Xaa-Pro aminopeptidase 1 is an enzyme that in humans is encoded by the XPNPEP1 gene.^[1]
X-prolyl aminopeptidase (EC 3.4.11.9) is a proline-specific metalloaminopeptidase that specifically catalyzes the removal of any unsubstituted N-terminal amino acid that is adjacent to a penultimate proline residue. Because of its specificity toward proline, it has been suggested that X-prolyl aminopeptidase is important in the maturation and degradation of peptide hormones, neuropeptides, and tachykinins, as well as in the digestion of otherwise resistant dietary protein fragments, thereby complementing the pancreatic peptidases. Deficiency of X-prolyl aminopeptidase results in excretion of large amounts of imino-oligopeptides in urine (Blau et al., 1988).[supplied by OMIM]^[1]

Lex A Repressor

Repressor LexA or LexA is a repressor enzyme (EC 3.4.21.88) that represses SOS response genes coding for DNA polymerases required for repairing DNA damage. LexA is intimately linked to RecA in the biochemical cycle of DNA damage and repair. RecA binds to DNA-bound LexA causing LexA to cleave itself in a process called autoproteolysis.
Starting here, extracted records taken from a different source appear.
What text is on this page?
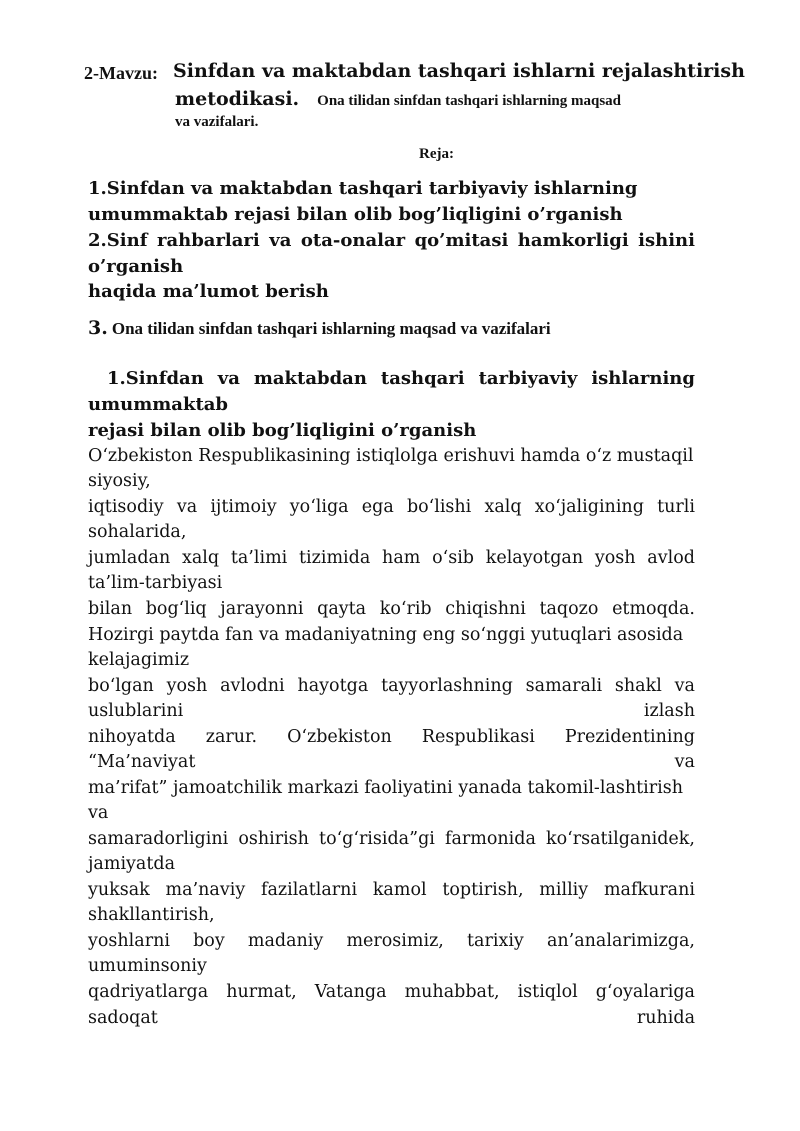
2-Mavzu: Sinfdan va maktabdan tashqari ishlarni rejalashtirish
metodikasi. Ona tilidan sinfdan tashqari ishlarning maqsad
va vazifalari.
Reja:
1.Sinfdan va maktabdan tashqari tarbiyaviy ishlarning
umummaktab rejasi bilan olib bog’liqligini o’rganish
2.Sinf rahbarlari va ota-onalar qo’mitasi hamkorligi ishini
o’rganish
haqida ma’lumot berish
3. Ona tilidan sinfdan tashqari ishlarning maqsad va vazifalari
1.Sinfdan va maktabdan tashqari tarbiyaviy ishlarning
umummaktab
rejasi bilan olib bog’liqligini o’rganish
O‘zbekiston Respublikasining istiqlolga erishuvi hamda o‘z mustaqil
siyosiy,
iqtisodiy va ijtimoiy yo‘liga ega bo‘lishi xalq xo‘jaligining turli
sohalarida,
jumladan xalq ta’limi tizimida ham o‘sib kelayotgan yosh avlod
ta’lim-tarbiyasi
bilan bog‘liq jarayonni qayta ko‘rib chiqishni taqozo etmoqda.
Hozirgi paytda fan va madaniyatning eng so‘nggi yutuqlari asosida
kelajagimiz
bo‘lgan yosh avlodni hayotga tayyorlashning samarali shakl va
uslublarini	izlash
nihoyatda zarur. O‘zbekiston Respublikasi Prezidentining
“Ma’naviyat	va
ma’rifat” jamoatchilik markazi faoliyatini yanada takomil-lashtirish
va
samaradorligini oshirish to‘g‘risida”gi farmonida ko‘rsatilganidek,
jamiyatda
yuksak ma’naviy fazilatlarni kamol toptirish, milliy mafkurani
shakllantirish,
yoshlarni boy madaniy merosimiz, tarixiy an’analarimizga,
umuminsoniy
qadriyatlarga hurmat, Vatanga muhabbat, istiqlol g‘oyalariga
sadoqat	ruhida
DNA damage can be inflicted by the action of antibiotics. Bacteria require topoisomerases such as DNA gyrase or topoisomerase IV for DNA replication. Antibiotics such as ciprofloxacin are able to prevent the action of these molecules by attaching themselves to the gyrase - DNA complex. This is counteracted by the polymerase repair molecules from the SOS response. Unfortunately the action is partly counterproductive because ciprofloxacin is also involved in the synthetic pathway to RecA type molecules which means that the bacteria responds to an antibiotic by starting to produce more repair proteins. These repair proteins can lead to eventual benevolent mutations which can render the bacteria resistant to ciprofloxacin.